As an alumnus, you might consider writing to the University, to let them know how you feel. Administrators tend to pay attention, if and only if they see a financial threat looming. Of course anyone reading this is invited to write, as well. The more letters, the better. Please do consider joining the fihgt to protect our rapidly deteriorating civil liberties at the University of Alabama.

Michael Beatty - 2/7/2005

As an alumnus of The University of Alabama, and planning to go back for graduate studies in History in 2006, I have to say that this is particularly disconcerting news.

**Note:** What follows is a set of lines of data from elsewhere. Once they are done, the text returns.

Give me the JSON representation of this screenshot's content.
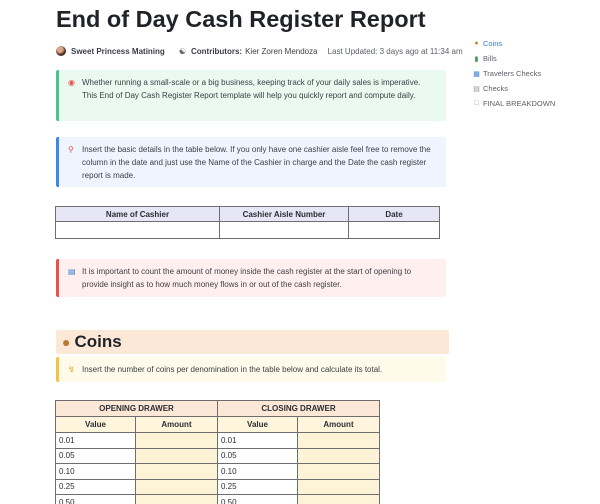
{
  "page": {
    "title": "End of Day Cash Register Report",
    "author": "Sweet Princess Matining",
    "contributors_label": "Contributors:",
    "contributors": "Kier Zoren Mendoza",
    "last_updated": "Last Updated: 3 days ago at 11:34 am"
  },
  "toc": [
    {
      "label": "Coins",
      "icon": "money-bag-icon",
      "active": true
    },
    {
      "label": "Bills",
      "icon": "banknote-icon",
      "active": false
    },
    {
      "label": "Travelers Checks",
      "icon": "card-icon",
      "active": false
    },
    {
      "label": "Checks",
      "icon": "receipt-icon",
      "active": false
    },
    {
      "label": "FINAL BREAKDOWN",
      "icon": "document-icon",
      "active": false
    }
  ],
  "callouts": {
    "intro": {
      "icon": "target-icon",
      "text": "Whether running a small-scale or a big business, keeping track of your daily sales is imperative. This End of Day Cash Register Report template will help you quickly report and compute daily."
    },
    "details": {
      "icon": "pin-icon",
      "text": "Insert the basic details in the table below. If you only have one cashier aisle feel free to remove the column in the date and just use the Name of the Cashier in charge and the Date the cash register report is made."
    },
    "count": {
      "icon": "chart-icon",
      "text": "It is important to count the amount of money inside the cash register at the start of opening to provide insight as to how much money flows in or out of the cash register."
    },
    "coins": {
      "icon": "lightning-icon",
      "text": "Insert the number of coins per denomination in the table below and calculate its total."
    }
  },
  "cashier_table": {
    "headers": [
      "Name of Cashier",
      "Cashier Aisle Number",
      "Date"
    ],
    "rows": [
      [
        "",
        "",
        ""
      ]
    ]
  },
  "coins_section": {
    "icon": "money-bag-icon",
    "title": "Coins"
  },
  "drawer_table": {
    "groups": [
      "OPENING DRAWER",
      "CLOSING DRAWER"
    ],
    "subheaders": [
      "Value",
      "Amount",
      "Value",
      "Amount"
    ],
    "rows": [
      [
        "0.01",
        "",
        "0.01",
        ""
      ],
      [
        "0.05",
        "",
        "0.05",
        ""
      ],
      [
        "0.10",
        "",
        "0.10",
        ""
      ],
      [
        "0.25",
        "",
        "0.25",
        ""
      ],
      [
        "0.50",
        "",
        "0.50",
        ""
      ]
    ]
  }
}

The University has, unfortunately, long been fractured along ideological lines, most notably conservative/liberal, and it appears that this is just the latest outburst in that long-simmering polarization.

It's a shame that the most ardent advocates of "inclusiveness" and "diversity" are (apparently) the ones who are behind this effort to restrict freedom of speech. I hope it won't too seriously inhibit the University's ability to foster vigorous, MATURE debate based on divergent viewpoints.

Hugh High - 2/7/2005

I would have thought Nuckolls and Beito might have come up with a more up-to-date parallel for the recent actions of the U. Alabama than the suggestion that it mirrors laws passed in 1954 in 'the Old South'. Specifically, I would have thought Nuckolls and Beito would have been better served by reference to the more recent 'speech codes' of the U. of Pennsylvania and other similarly enlightened places, which I normally don't associate with the 'old south' -- but then, perhaps I need geography lessons.